Worked example — a typical first rehearsal
Imagine: a composer has written you a five-minute solo recorder piece. You have spent two weeks learning it. At the rehearsal:
- Greet the composer; spend three minutes on small talk. Do not begin with criticism.
- Play the piece through, end-to-end, without stopping. The composer needs to hear it as a whole before discussing details.

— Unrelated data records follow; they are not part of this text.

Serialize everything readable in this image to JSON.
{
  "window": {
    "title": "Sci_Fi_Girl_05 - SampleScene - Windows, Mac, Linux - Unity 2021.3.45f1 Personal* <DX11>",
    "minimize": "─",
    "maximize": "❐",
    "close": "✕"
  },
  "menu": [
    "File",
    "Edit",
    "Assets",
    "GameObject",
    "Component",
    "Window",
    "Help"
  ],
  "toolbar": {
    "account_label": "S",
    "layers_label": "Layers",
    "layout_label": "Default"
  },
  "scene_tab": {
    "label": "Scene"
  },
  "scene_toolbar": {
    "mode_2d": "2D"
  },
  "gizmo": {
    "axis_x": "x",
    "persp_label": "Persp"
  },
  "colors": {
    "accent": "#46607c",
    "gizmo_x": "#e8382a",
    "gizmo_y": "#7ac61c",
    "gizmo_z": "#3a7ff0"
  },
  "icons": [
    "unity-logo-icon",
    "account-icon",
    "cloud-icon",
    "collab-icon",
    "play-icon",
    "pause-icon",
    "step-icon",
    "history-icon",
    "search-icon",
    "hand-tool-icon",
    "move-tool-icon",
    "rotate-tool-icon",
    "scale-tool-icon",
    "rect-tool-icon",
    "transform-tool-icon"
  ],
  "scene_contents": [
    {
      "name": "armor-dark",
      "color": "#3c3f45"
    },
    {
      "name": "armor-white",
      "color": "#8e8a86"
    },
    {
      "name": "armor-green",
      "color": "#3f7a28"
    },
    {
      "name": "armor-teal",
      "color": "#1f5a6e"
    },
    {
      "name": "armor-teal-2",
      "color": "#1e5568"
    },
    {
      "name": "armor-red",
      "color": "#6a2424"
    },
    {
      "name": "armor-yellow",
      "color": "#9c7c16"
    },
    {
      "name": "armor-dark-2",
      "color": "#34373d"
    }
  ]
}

- Ask one or two open questions: “What did you think?” “Was the tempo close?” Let the composer lead the next ten minutes.
- Bring up your editorial questions in priority order. Quick technical exchanges; expect quick decisions.
- Bring up your interpretive questions. Allow longer answers; do not rush.
- Schedule a second rehearsal. The first is rarely enough; plan to come back with the changes integrated.
Now play these
This lesson is not anchored on a library piece. If you do not have access to a living composer to work with, the closest substitute is:
- Find a recorder piece by a living composer (any music library has many).
- Email the composer with one or two questions about the piece. Most are happy to answer.
- Use their answers to shape your performance.
This is a real collaboration in miniature. The first email is the hardest; after that the rest of new-music life is the same exchange at scale.
When you have prepared a question list for a composer (real or imagined), distinguished editorial from interpretive questions, and made one concrete change to a contemporary piece based on a written or imagined collaboration, move on to Lesson 76.